Le Journal de Montreal - Weekend
NOUS, LES « ETHNONATIONALISTES » ?
Il est de bon ton aujourd’hui de se montrer plus catholique que le pape lorsqu’il est question d’immigration. Une question, un doute, une demande d’information, une statistique et on passe pour raciste, pour quelqu’un qui a la phobie des « étrangers ». Dans l’essai Nous, les autres, Toula Drimonis, journaliste et chroniqueuse anglo-montréalaise d’origine grecque, accuse les Québécois sans comprendre leur combat pour la survie d’une culture francophone en Amérique.

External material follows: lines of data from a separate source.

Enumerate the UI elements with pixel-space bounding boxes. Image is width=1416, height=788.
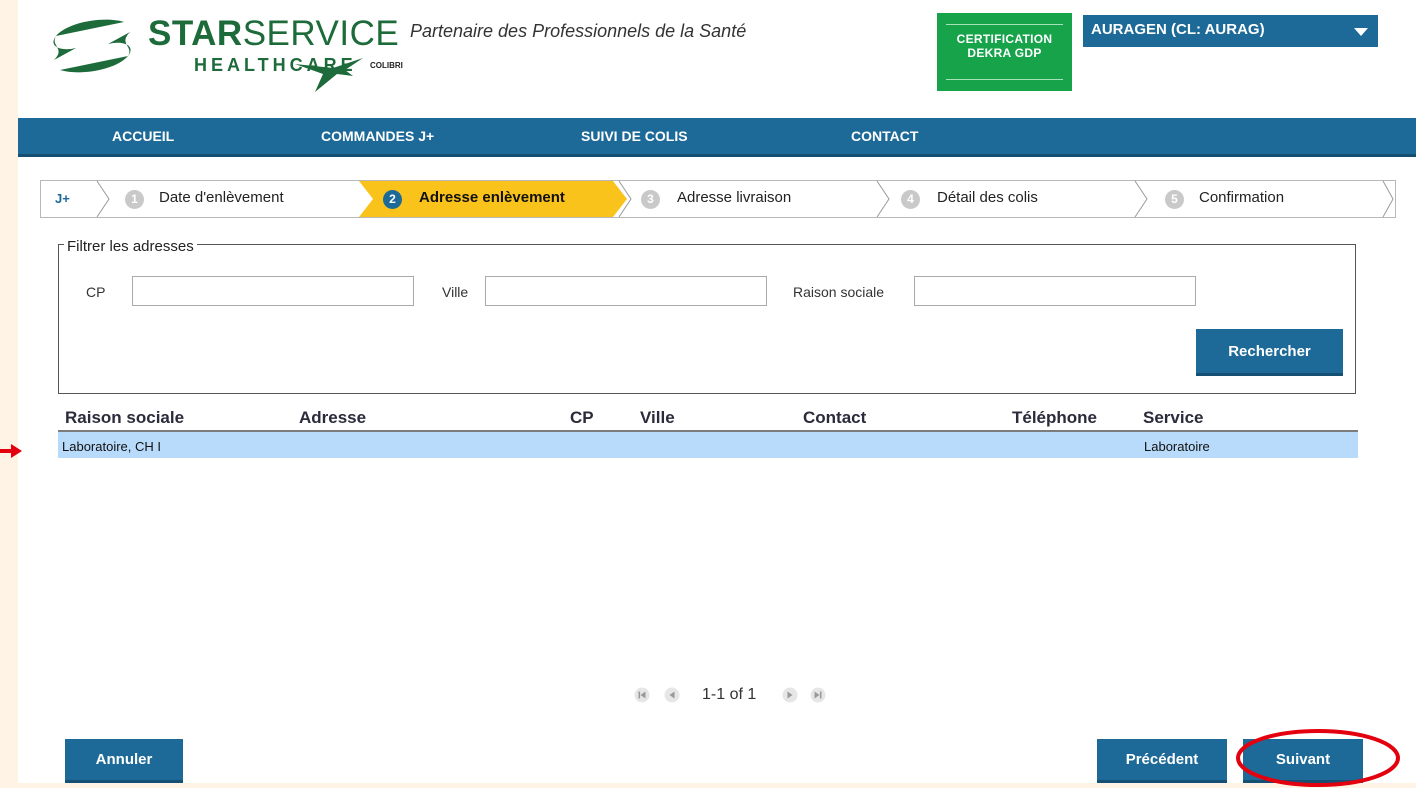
pagination-status: 1-1 of 1 <box>702 686 757 703</box>
colibri-label: COLIBRI <box>370 61 403 70</box>
column-header-ville[interactable]: Ville <box>640 408 675 428</box>
main-nav: ACCUEIL COMMANDES J+ SUIVI DE COLIS CONT… <box>18 118 1416 157</box>
next-page-icon[interactable] <box>782 687 798 703</box>
nav-item-contact[interactable]: CONTACT <box>851 128 918 144</box>
cell-raison-sociale: Laboratoire, CH I <box>62 439 161 454</box>
first-page-icon[interactable] <box>634 687 650 703</box>
step-number: 3 <box>641 190 660 209</box>
step-number: 1 <box>125 190 144 209</box>
step-label: Adresse livraison <box>677 189 792 206</box>
raison-sociale-input[interactable] <box>914 276 1196 306</box>
step-label: Date d'enlèvement <box>159 189 284 206</box>
last-page-icon[interactable] <box>810 687 826 703</box>
column-header-service[interactable]: Service <box>1143 408 1204 428</box>
annotation-arrow-icon <box>0 444 22 458</box>
step-confirmation[interactable]: 5 Confirmation <box>1147 181 1387 217</box>
hummingbird-icon <box>295 58 363 92</box>
ville-input[interactable] <box>485 276 767 306</box>
step-label: Adresse enlèvement <box>419 189 565 206</box>
nav-item-suivi-colis[interactable]: SUIVI DE COLIS <box>581 128 688 144</box>
chevron-right-icon <box>96 181 110 217</box>
cell-service: Laboratoire <box>1144 439 1210 454</box>
column-header-adresse[interactable]: Adresse <box>299 408 366 428</box>
column-header-contact[interactable]: Contact <box>803 408 866 428</box>
step-adresse-livraison[interactable]: 3 Adresse livraison <box>631 181 883 217</box>
step-label: Confirmation <box>1199 189 1285 206</box>
annotation-circle <box>1236 729 1400 787</box>
chevron-right-icon <box>876 181 890 217</box>
chevron-right-icon <box>1134 181 1148 217</box>
cp-label: CP <box>86 284 106 300</box>
step-adresse-enlevement[interactable]: 2 Adresse enlèvement <box>359 181 627 217</box>
step-number: 4 <box>901 190 920 209</box>
column-header-telephone[interactable]: Téléphone <box>1012 408 1097 428</box>
step-date-enlevement[interactable]: 1 Date d'enlèvement <box>119 181 371 217</box>
column-header-raison-sociale[interactable]: Raison sociale <box>65 408 184 428</box>
cancel-button[interactable]: Annuler <box>65 739 183 783</box>
previous-button[interactable]: Précédent <box>1097 739 1227 783</box>
column-header-cp[interactable]: CP <box>570 408 594 428</box>
starservice-logo-icon <box>53 19 131 73</box>
tagline: Partenaire des Professionnels de la Sant… <box>410 21 747 41</box>
account-selector[interactable]: AURAGEN (CL: AURAG) <box>1083 15 1378 47</box>
step-label: Détail des colis <box>937 189 1038 206</box>
nav-item-accueil[interactable]: ACCUEIL <box>112 128 174 144</box>
chevron-down-icon <box>1354 28 1368 36</box>
cert-line-1: CERTIFICATION <box>956 32 1053 46</box>
certification-badge: CERTIFICATION DEKRA GDP <box>937 13 1072 91</box>
table-row[interactable]: Laboratoire, CH I Laboratoire <box>58 432 1358 458</box>
cert-line-2: DEKRA GDP <box>967 46 1042 60</box>
step-detail-colis[interactable]: 4 Détail des colis <box>889 181 1141 217</box>
address-filter <box>58 244 1356 394</box>
nav-item-commandes[interactable]: COMMANDES J+ <box>321 128 434 144</box>
account-selector-value: AURAGEN (CL: AURAG) <box>1091 21 1265 38</box>
order-stepper: J+ 1 Date d'enlèvement 2 Adresse enlèvem… <box>40 180 1396 218</box>
raison-sociale-label: Raison sociale <box>793 284 885 300</box>
cp-input[interactable] <box>132 276 414 306</box>
filter-legend: Filtrer les adresses <box>64 238 197 255</box>
stepper-prefix: J+ <box>55 191 70 206</box>
search-button[interactable]: Rechercher <box>1196 329 1343 376</box>
previous-page-icon[interactable] <box>664 687 680 703</box>
page: STARSERVICE HEALTHCARE Partenaire des Pr… <box>18 0 1416 787</box>
step-number: 5 <box>1165 190 1184 209</box>
chevron-right-icon <box>618 181 632 217</box>
ville-label: Ville <box>442 284 469 300</box>
chevron-right-icon <box>1382 181 1394 217</box>
step-number: 2 <box>383 190 402 209</box>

Combien, parmi ces « autres » dont il est question dans cet ouvrage, savent d’où nous venons ? Combien connaissent notre combat pour la survie, et pas juste celle de notre langue ? Combien savent que nous aussi sommes l’« autre » dans cette majorité anglophone nord-américaine et qu’on a connu dans notre chair propre le mépris et la discrimination, qui sont autant de formes de racisme ?
NÉS POUR UN PETIT PAIN
Je suis né d’une famille de neuf enfants dans l’est de la ville, alors que la richesse établissait ses frontières entre l’ouest opulent et anglophone, et l’est francophone et pauvre. À la maison, nous n’étions pas riches.
L’hiver, flottait, dans la maison, une forte odeur d’huile à chauffage qui servait à alimenter la petite fournaise qui réchauffait tant bien que mal notre logis. Nous portions une sorte de scapulaire accroché au cou avec un carré de camphre censé éloigner les maladies contagieuses comme la scarlatine, la rougeole, la picote et tutti quanti.
Certains voisins n’avaient pas suffisamment d’argent pour acheter l’huile à chauffage et on se promenait dans la maison avec son parka sur le dos, sa tuque et ses mitaines. D’autres n’avaient pas pu payer leur compte d’électricité et la compagnie HydroQuébec leur avait tout simplement coupé l’alimentation électrique.
Les Canadiens français travaillaient dans des swet-shops. Mes oncles ont tous laissé leurs poumons dans des moulins à coton, dans des mines ou sur les cheminées des pétrolières de l’est de la ville qui empoisonnaient les environs. En règle générale, ils mouraient avant de pouvoir profiter de leur maigre pension et ne réussissaient pas à accumuler assez d’argent pour pouvoir se payer du gros luxe. Nous étions des porteurs d’eau et des scieurs de bois, comme on disait à l’époque. Nés pour un petit pain. Pourtant, ce pays, c’était nos ancêtres qui l’avaient défriché de peine et de misère.
Personne n’était raciste, et s’il se trouvait un immigrant dans le voisinage, il était le bienvenu parce que nous étions tous dans le même bateau.
Il nous arrivait peut-être de rire de son « drôle » d’accent ou de son nom « bizarre », mais c’était sans malice, ils étaient nos amis, les censeurs n’ayant pas encore inventé toutes ces soi-disant mutations du racisme systémique.
RESPECT DE NOTRE CULTURE
Qui, parmi ces « autres », connaît le poème de Michèle Lalonde, Speak White, qui résume bien notre situation de colonisés et de damnés de la terre ? « Speak white and loud/qu’on vous entende/de Saint-Henri à Saint-Domingue/ oui quelle admirable langue/pour embaucher/donner des ordres/fixer l’heure de la mort à l’ouvrage… »
Parmi mes rares amis, on trouve des Kim Thuy, des Boucar Diouf, des Gregory Charles, des Dany Laferrière, des Florent Vollant, des Pedro Ruiz, des Pan Bouyoucas, des Akos Verboczy aux côtés des Gilles Vigneault, Claude Dubois, Pauline Julien, Claude Gauthier, VictorLévy Beaulieu, Pierre Perrault, etc.
Pour moi aussi, « l’immigration n’est pas un concept abstrait dont on discute entre les murs d’une tour d’ivoire ».
Je vois les visages de ma famille, de mes oncles et tantes, de mes voisins, héros et héroïnes anonymes qui se sont tués à l’ouvrage sans bien souvent profiter des beautés et des bontés de la vie, je vois ceux parmi mes amis et connaissances qui sont morts sans avoir vu ce pays naître et pour lequel ils ont tant lutté.
Il faut lire le livre de Drimonis parce qu’il est un condensé de tout ce qui s’oppose au rêve de construire un pays québécois, brandi par les « ethnonationalistes » que nous serions.
Non, madame Drimonis, les Québécois ne favorisent nullement l’uniformité, l’homogénéité et l’intolérance, nous plaidons simplement pour le respect de notre culture et idiosyncrasie, comme le font tous les peuples qui aspirent à la liberté.